I did what I do when I’m stuck I called CiKeithia and Heidi. They both suggested I reach out and find someone else who could talk about it in a way that focused on the impacted community, which I ultimately did. I had to slow myself down and reached out to a colleague and she said yes right away. Her piece is beautiful and centered her community in ways that no mainstream news report even got close to covering. If I had written the story I would have been extracting the story of another community, filtering it through my lens, and profited off of it by being upheld as a good ally and through the attention I would have gained. This is one reason why I’m not mentioning the event, to do so would be to center and call attention to me being there. I tell this personal story because too often we don’t grapple with the personal emotions or we justify our feelings when we extract from a community.

Organizationally we should grapple with these same feelings and questions. When we take how does it feel to our staff and our communities? It is easy to justify, but how does it feel and how are we building relationships and shifting power dynamics for the long haul?

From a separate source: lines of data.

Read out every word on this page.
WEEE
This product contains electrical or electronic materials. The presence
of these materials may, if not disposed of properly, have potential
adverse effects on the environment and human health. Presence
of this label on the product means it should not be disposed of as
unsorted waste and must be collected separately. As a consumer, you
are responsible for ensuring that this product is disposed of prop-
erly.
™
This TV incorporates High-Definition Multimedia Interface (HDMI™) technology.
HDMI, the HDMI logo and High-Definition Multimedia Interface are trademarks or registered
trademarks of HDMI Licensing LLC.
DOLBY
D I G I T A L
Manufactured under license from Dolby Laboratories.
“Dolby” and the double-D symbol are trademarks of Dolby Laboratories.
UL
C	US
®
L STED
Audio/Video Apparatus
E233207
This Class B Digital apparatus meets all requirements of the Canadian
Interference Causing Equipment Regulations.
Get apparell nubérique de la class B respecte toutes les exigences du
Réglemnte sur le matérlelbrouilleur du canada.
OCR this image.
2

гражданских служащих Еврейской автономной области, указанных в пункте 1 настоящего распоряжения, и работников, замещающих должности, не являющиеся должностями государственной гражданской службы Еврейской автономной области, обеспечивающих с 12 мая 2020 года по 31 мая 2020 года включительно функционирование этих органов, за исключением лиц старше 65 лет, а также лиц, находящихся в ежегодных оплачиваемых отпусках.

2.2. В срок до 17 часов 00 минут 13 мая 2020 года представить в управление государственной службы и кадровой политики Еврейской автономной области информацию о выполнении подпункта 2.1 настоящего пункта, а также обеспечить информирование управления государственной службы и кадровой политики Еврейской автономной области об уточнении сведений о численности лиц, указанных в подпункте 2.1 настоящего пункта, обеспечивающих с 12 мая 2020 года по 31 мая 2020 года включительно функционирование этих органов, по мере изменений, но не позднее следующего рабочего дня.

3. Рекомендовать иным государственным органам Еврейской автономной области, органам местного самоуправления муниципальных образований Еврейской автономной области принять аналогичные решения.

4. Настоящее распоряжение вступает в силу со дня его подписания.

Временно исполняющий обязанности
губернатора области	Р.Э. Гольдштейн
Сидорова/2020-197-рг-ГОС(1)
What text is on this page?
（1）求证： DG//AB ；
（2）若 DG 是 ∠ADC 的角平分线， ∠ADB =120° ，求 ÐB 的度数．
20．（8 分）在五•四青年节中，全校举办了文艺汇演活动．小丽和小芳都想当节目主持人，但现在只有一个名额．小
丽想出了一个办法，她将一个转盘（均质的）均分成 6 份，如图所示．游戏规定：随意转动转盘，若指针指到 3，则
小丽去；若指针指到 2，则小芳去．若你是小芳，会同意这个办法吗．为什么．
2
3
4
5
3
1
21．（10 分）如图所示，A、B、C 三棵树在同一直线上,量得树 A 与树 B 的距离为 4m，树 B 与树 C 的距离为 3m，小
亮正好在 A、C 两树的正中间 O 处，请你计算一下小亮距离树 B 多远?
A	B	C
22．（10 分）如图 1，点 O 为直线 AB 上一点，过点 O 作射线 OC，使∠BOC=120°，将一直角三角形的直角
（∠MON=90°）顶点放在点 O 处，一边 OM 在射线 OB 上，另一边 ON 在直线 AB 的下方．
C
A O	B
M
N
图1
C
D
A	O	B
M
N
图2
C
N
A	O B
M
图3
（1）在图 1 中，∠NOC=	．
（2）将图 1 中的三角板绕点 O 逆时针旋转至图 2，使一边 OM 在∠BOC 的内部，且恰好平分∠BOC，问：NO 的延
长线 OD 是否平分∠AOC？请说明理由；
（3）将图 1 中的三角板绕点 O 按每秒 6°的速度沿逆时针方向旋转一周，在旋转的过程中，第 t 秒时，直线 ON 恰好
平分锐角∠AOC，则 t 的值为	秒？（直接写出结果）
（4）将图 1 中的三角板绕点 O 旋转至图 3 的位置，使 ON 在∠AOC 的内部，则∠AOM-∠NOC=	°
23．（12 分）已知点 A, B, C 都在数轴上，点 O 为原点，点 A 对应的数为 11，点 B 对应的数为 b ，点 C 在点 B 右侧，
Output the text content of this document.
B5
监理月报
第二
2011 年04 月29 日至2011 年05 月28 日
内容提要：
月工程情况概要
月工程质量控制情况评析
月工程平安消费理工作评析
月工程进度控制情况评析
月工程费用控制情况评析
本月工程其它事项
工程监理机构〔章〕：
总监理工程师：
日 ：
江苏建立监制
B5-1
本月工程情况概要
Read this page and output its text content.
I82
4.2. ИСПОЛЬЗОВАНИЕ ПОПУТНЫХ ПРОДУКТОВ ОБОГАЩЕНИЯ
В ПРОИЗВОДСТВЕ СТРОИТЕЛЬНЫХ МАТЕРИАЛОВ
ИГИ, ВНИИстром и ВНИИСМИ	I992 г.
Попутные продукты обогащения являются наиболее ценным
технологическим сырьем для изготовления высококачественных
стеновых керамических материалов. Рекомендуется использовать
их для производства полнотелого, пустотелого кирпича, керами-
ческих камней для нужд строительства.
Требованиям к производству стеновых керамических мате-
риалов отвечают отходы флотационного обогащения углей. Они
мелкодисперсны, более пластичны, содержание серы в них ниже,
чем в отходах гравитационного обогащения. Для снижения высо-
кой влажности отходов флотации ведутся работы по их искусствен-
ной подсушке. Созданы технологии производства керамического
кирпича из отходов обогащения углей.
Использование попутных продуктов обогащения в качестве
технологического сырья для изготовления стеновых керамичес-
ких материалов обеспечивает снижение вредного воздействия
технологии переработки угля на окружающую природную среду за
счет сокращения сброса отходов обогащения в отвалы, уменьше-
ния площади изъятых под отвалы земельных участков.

Questions to think about if you are about to extract:

  1. Are you swooping in for a one-time or a time-limited project?
  2. If you weren’t there how would things look different?
  3. Have you listened to what the community wants? As an example, if the project is on passing a bill does the community really want the bill you’re working on or do they want to work on something different? Such as you say you want to work on environmental justice by planting trees, but the immigrant community wants to gain citizenship so they can vote and influence policymaking.
  4. Are you asking for information (e.g. survey, interviews, focus groups, etc.)? How will the information be used and how will the community have ownership of the final product? How will it be used to shift and level power dynamics?
  5. Finally, ask yourself can you authentically show up in the community again and be received well? If you can’t answer yes quickly then adjust your practices or stop what you’re about to do.

Depending on how you answer these questions you may want to retool your approach to ensure you’re not extracting form a community without also investing.